Anders Behring Breivik, the Norwegian terrorist gunman who killed seventy-seven people in one day last summer, appeared in court yesterday morning as a psychiatrist declared that he likely "suffers" from Asperger's Syndrome and Tourette's Syndrome. One news article claimed that "Asperger's is a developmental disorder on the autistic spectrum that often is characterised by a lack of empathy."1 Another article paraphrased the psychiatrist and wrote that "Norwegian mass killer Anders Breivik has a rare, high-functioning form of Asperger's that has left him incapable of empathy or real friendship."2

And so, it is happening again. Those who write such news articles fail to understand the devastating and frightening impact that their words have on our lives. Language is imbued with power as it both reflects and shapes the society in which we live by creating rhetorical constructions that we readily transform into objects of presumed fact. People study this phenomenon in graduate school, and analyze it with the same scientific eye applied to mysteries of genetics and quantum mechanics.

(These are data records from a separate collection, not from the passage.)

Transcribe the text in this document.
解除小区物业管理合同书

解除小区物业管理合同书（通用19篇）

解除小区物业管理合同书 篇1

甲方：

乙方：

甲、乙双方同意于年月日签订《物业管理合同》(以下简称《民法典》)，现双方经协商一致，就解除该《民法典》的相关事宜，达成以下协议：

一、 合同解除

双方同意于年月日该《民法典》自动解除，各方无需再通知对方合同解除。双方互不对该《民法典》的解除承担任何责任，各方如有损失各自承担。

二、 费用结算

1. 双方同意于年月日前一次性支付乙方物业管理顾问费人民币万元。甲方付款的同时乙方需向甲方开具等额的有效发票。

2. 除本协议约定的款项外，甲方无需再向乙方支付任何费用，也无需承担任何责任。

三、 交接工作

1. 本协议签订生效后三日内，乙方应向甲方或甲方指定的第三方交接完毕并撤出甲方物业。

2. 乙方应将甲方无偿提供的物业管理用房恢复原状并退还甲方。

The representation of disability in the media and in popular culture has a profound impact on cultural perceptions and prejudices, attitudinal barriers to equal access and opportunity, service provision, and the individual self-concept of millions of disabled people. Ableism inherent to the language used to represent disability and disabled people readily seeps into attitudes and actions directed toward us, leading to increased stigma, prejudice, bigotry, and discrimination on the basis of disability.

Although even a peer-reviewed paper published as early as 19913 found no evidence for any correlation between violence and Asperger's Syndrome— further finding that the incidence of violent behavior in those with Asperger's is lower than the incidence in the total population—the media has continually and repeatedly conflated being Autistic with a propensity toward violent or criminal behavior. Because of the fallacious and damaging assumptions still widely held today that Autistics lack empathy, do not recognize that other people have minds, and are incapable of expressing emotions, especially concern for others, it is very easy for the uninformed journalist to hear "autism spectrum disorder" in reference to a criminal defendant and jump to the unfortunate conclusion that serial killers, murderers, rapists, and terrorists must be Autistic because of their apparent lack of empathy for others and any other traits that fit neatly onto a checklist of Stereotypes about Autistics.

Of course Autistic people are capable of committing violent crime, but it is in no way a reflection of their identity any more than when Jews, Blacks, or Muslims commit violent crimes. The neurology of an accused criminal defendant generally has little to do with the actual meat of the accusation and everything to do with ableist attitudes and legal defense strategies. When journalists write with obvious fascination and perverse curiosity about accused violent criminals and when those same journalists attribute every known characteristic of the accused to autism, they are painting a very clear picture for the public— Autistic people are dangerous. Autistic people are violent offenders waiting to happen. Autistic people are the psychopathic murderers of horror movies who are completely incapable of recognizing that other people have lives and minds, and who are therefore capable of committing heinous crimes that any good, sensible, non-disabled person could not possibly commit.

This troubling trend exists not merely in the mainstream contemporary media whenever a particularly egregious case of murder or rape comes to trial, but also in the scientifically questionable practice of posthumously diagnosing prominent historical figures as Autistic— a number of historical criminals, mass murderers, and serial killers have been speculated to have been Autistic for many of the same reasons given when journalists speculate about contemporary criminals, including reasons that lack any basis in reality, such as false stereotypes and misconceptions about Autistic people.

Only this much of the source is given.